「構ってほしい」という感覚の行方

ここ数年追っているラノベ青春ブタ野郎シリーズ電撃文庫)に双葉理央という物理や数学に強い登場人物が出てきます。いくばくかのネタバレをお許し願いたいのですが3作目『ロジカルウィッチ』ではヒロインで、若干きわどい自撮りをしそれをSNSにあげその画像の存在を知った主人公のひとり梓川咲太に理由を問われそこで

「もっと単純に…誰かに構ってほしかったのかもね」

青春ブタ野郎はロジカルウィッチの夢を見ない』P211(鴨志田一電撃文庫・2015)

と答えます。反応があるだけで救われた気持ちになった(P213)という告白もあるのですが、きわどい自撮りをしているわけでもなければ胸は平坦でまったく立場は違うものの、初見時に「なんだか感覚的にちょっとわかるかな…」という感想を持ってしまっています。というのは、ここのように自分のことを書いて文章をアップしてるのは根っこのところで「構ってほしい」というのがゼロではないからで、反応があればいくらか嬉しかったりします。もっとも女子高生の心情をそんなふうに理解しちまうおっさんというのはどこか気持ち悪い気がするのですがそれは横に置いておくとして(ほんとは横に置いてよいのかは別として)。

話はいつものように横にすっ飛びます。

今週の日経ビジネスの特集が『瀕死のインターネット』で、詳細はご覧いただくとして、SNSをラジオや新聞のようにインフルエンサーなどから一方的に情報を受け取るだけに使う人やメッセージ機能を使い電話や電子メールのように小グループ内の連絡手段的な使い方をする人が増えたほか(それらを日経ビジネスは退化と表現していて興味深かったのですが)、個人的に気になったのが以前に比べて自分のことを書かなくなった人が増えた、という点です。

仮に「自分のことを書く人≒誰かに構ってほしい人」として、構ってほしいという人が減ったなら健全なことなのかもしれぬのですが、そうではなくて「誰かに構ってほしい」人がそれらを仕方なく押し殺しているのだとすれば、あまり健全ではない気が。

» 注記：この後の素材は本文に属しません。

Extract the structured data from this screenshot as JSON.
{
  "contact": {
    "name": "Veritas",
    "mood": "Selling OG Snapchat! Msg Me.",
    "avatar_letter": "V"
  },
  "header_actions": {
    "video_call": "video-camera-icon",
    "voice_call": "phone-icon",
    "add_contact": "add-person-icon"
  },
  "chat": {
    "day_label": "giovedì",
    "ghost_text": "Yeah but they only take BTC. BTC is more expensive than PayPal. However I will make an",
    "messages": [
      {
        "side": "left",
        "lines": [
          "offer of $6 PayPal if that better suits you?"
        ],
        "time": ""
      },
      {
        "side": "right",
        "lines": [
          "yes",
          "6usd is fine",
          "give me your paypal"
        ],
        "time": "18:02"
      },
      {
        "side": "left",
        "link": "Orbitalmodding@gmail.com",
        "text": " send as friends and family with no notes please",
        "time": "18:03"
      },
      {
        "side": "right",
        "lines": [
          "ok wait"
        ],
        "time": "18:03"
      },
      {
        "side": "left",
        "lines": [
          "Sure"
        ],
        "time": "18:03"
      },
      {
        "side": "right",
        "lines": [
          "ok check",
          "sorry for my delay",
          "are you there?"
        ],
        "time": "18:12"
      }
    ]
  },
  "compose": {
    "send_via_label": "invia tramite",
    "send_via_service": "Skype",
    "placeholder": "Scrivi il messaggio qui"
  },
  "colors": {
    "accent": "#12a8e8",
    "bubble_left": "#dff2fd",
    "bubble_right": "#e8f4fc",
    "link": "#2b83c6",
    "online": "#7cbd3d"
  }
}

私は非リモート勢でコロナの第二波のあたりで旧Twitterからいくらか距離を置きはじめていて、身のまわりであったことなどを書いて小さいながらも確実に存在する「誰かに構ってほしい」というのをはてなで解放しているところがあります。日経ビジネスを読んで他の人がどのように自分のことを書きたい欲を含めた「誰かに構ってほしい」感を紛らわせているのか気になるといえば気にはなります。が、いい歳したおとなが小さいながらも「誰かに構ってほしい」を持ち続けてるのはどうよ?と云われるとキツいのでこのへんで。